Thursday, 22 February 2018

1st Sunday of Lent 18 Feb 2018 Sermon


1st Sunday of Lent 18.2.18 Desire

The body and soul are not meant to be in conflict with each other, but there is conflict, because of some wrong turnings people have made.

The first sin broke the order of things, and from then on the lower would rebel against the higher, and this is all around us now.

When the physical order is pursued as the highest good we have a major breakdown in the system. Even in ourselves we find no peace and calm my soul may win because my body craves to sin.

We crave for forbidden pleasure when the allowable pleasures are enough, by far, to fill us with joy. We don’t need anything forbidden but we go after it all the same.

We ask the Lord to help us in this Lenten season. He had perfect balance between body and soul. He did all this for our sake.

He was teaching us, and at the same time enabling us to operate at the higher level, which He would set.

All who come into harmony with Him will share in that new order whereby desires and objectives will come back into proper order.

We will take on a more spiritual view of reality and therefore restore what was lost. What was lost at Eden is coming back.

The fasting, and other penance we do, atone for our sins and set straight what was crooked. When we sin we grasp what is not ours; when we fast we are giving back what is ours, a kind of reversal. This is symbolic largely, but it will make a real difference.

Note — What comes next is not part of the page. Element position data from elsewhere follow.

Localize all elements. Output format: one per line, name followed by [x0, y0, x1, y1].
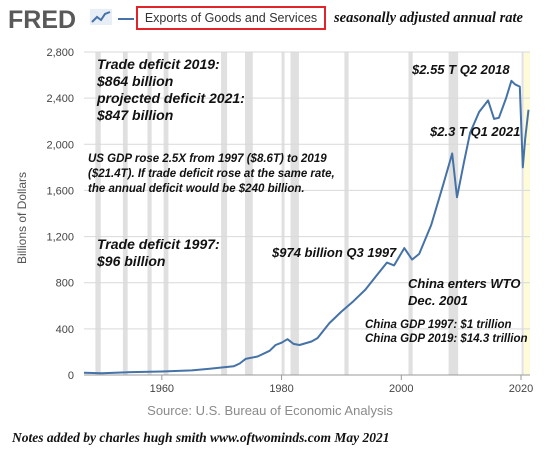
- recession-band: [95, 52, 101, 375]
- annotation-gdp: US GDP rose 2.5X from 1997 ($8.6T) to 20…: [88, 152, 335, 197]
- recession-band: [281, 52, 285, 375]
- fred-logo[interactable]: FRED: [8, 6, 77, 34]
- annotation-line: Trade deficit 2019:: [97, 56, 220, 72]
- recession-band: [448, 52, 459, 375]
- recession-band: [344, 52, 349, 375]
- recession-band: [521, 52, 524, 375]
- annotation-line: US GDP rose 2.5X from 1997 ($8.6T) to 20…: [88, 153, 327, 165]
- annotation-line: projected deficit 2021:: [97, 90, 245, 106]
- annotation-peak-2018: $2.55 T Q2 2018: [412, 62, 510, 77]
- recession-band: [221, 52, 228, 375]
- annotation-line: $96 billion: [97, 253, 166, 269]
- annotation-line: China enters WTO: [408, 276, 521, 291]
- series-title-box[interactable]: Exports of Goods and Services: [136, 6, 326, 30]
- y-tick-label: 2,800: [46, 47, 74, 59]
- annotation-line: China GDP 1997: $1 trillion: [365, 319, 512, 331]
- annotation-deficit-1997: Trade deficit 1997: $96 billion: [97, 236, 220, 270]
- recession-band: [147, 52, 152, 375]
- y-tick-label: 800: [56, 278, 74, 290]
- highlight-band: [524, 52, 530, 375]
- annotation-line: Trade deficit 1997:: [97, 236, 220, 252]
- x-tick-label: 2000: [389, 383, 413, 395]
- recession-band: [245, 52, 253, 375]
- y-axis-label: Billions of Dollars: [15, 172, 29, 264]
- y-tick-label: 1,600: [46, 185, 74, 197]
- chart-area: 0 400 800 1,200 1,600 2,000 2,400 2,800 1960 1980…: [15, 47, 533, 418]
- annotation-q1-2021: $2.3 T Q1 2021: [430, 124, 521, 139]
- annotation-q3-1997: $974 billion Q3 1997: [272, 245, 397, 260]
- x-tick-label: 1980: [269, 383, 293, 395]
- header-note: seasonally adjusted annual rate: [334, 10, 523, 26]
- legend-swatch: [118, 18, 134, 20]
- y-tick-label: 1,200: [46, 232, 74, 244]
- annotation-line: China GDP 2019: $14.3 trillion: [365, 333, 528, 345]
- y-tick-label: 400: [56, 324, 74, 336]
- recession-band: [163, 52, 169, 375]
- annotation-deficit-2019: Trade deficit 2019: $864 billion project…: [97, 56, 245, 124]
- y-tick-label: 0: [68, 370, 74, 382]
- recession-band: [290, 52, 299, 375]
- annotation-wto: China enters WTO Dec. 2001: [408, 275, 520, 309]
- x-tick-label: 1960: [150, 383, 174, 395]
- footer-note: Notes added by charles hugh smith www.of…: [12, 430, 390, 445]
- series-line: [83, 79, 530, 375]
- header: FRED Exports of Goods and Services seaso…: [0, 0, 550, 40]
- annotation-china-gdp: China GDP 1997: $1 trillion China GDP 20…: [365, 318, 528, 346]
- annotation-line: ($21.4T). If trade deficit rose at the s…: [88, 168, 335, 180]
- line-chart-icon: [90, 9, 112, 25]
- recession-band: [408, 52, 413, 375]
- recession-band: [122, 52, 128, 375]
- annotation-line: the annual deficit would be $240 billion…: [88, 183, 305, 195]
- annotation-line: $847 billion: [97, 107, 174, 123]
- y-tick-label: 2,000: [46, 139, 74, 151]
- annotation-line: $864 billion: [97, 73, 174, 89]
- x-tick-label: 2020: [509, 383, 533, 395]
- y-tick-label: 2,400: [46, 93, 74, 105]
- series-title: Exports of Goods and Services: [144, 11, 318, 25]
- annotation-line: Dec. 2001: [408, 293, 468, 308]
- source-label: Source: U.S. Bureau of Economic Analysis: [147, 403, 393, 418]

Unfortunately the world, infested with sin, does not take Lent seriously, nor Fridays, nor any call to repentance.

This is itself the result of sin, and the weakness that comes with it.

The world trumpets pleasure and its pursuit, going from one thing to another, no time to think. For the world it is Mardi Gras all Lent, indeed all year.

The world achieves some deeper insight, for instance in valuing human love, but setting that as the highest goal still falls short of God, and cannot yield complete happiness.

It takes discipline to look further all the time, and not just sink into the present moment, but if we can look further we will discover a great deal.

If we add prayer to fasting we will start to sense God's presence more strongly and we will find new horizons opening. We will not necessarily have a change of life situation, just a higher quality of love and wellbeing.

We are not leaving the real world, just making the world more real.

We can fast from sin too. We learn to hold back, not necessarily doing the first thing that occurs to us.

This is the whole principle of holiness. The Cross comes before, and leads to Resurrection.

And of martyrdom: Take my life and give me a better one.

We are encouraged to want more. Restrain from earthly things, yes, but when it is a matter of spiritual goods, then the more we want the better.

God wants us to have this desire and it will be fulfilled, if only we can override the false and misleading desires.

We can take control of a large part of this, not just drift, nor be buried in the world.

We are putting back what has been broken. May the Lord complete His healing work in us.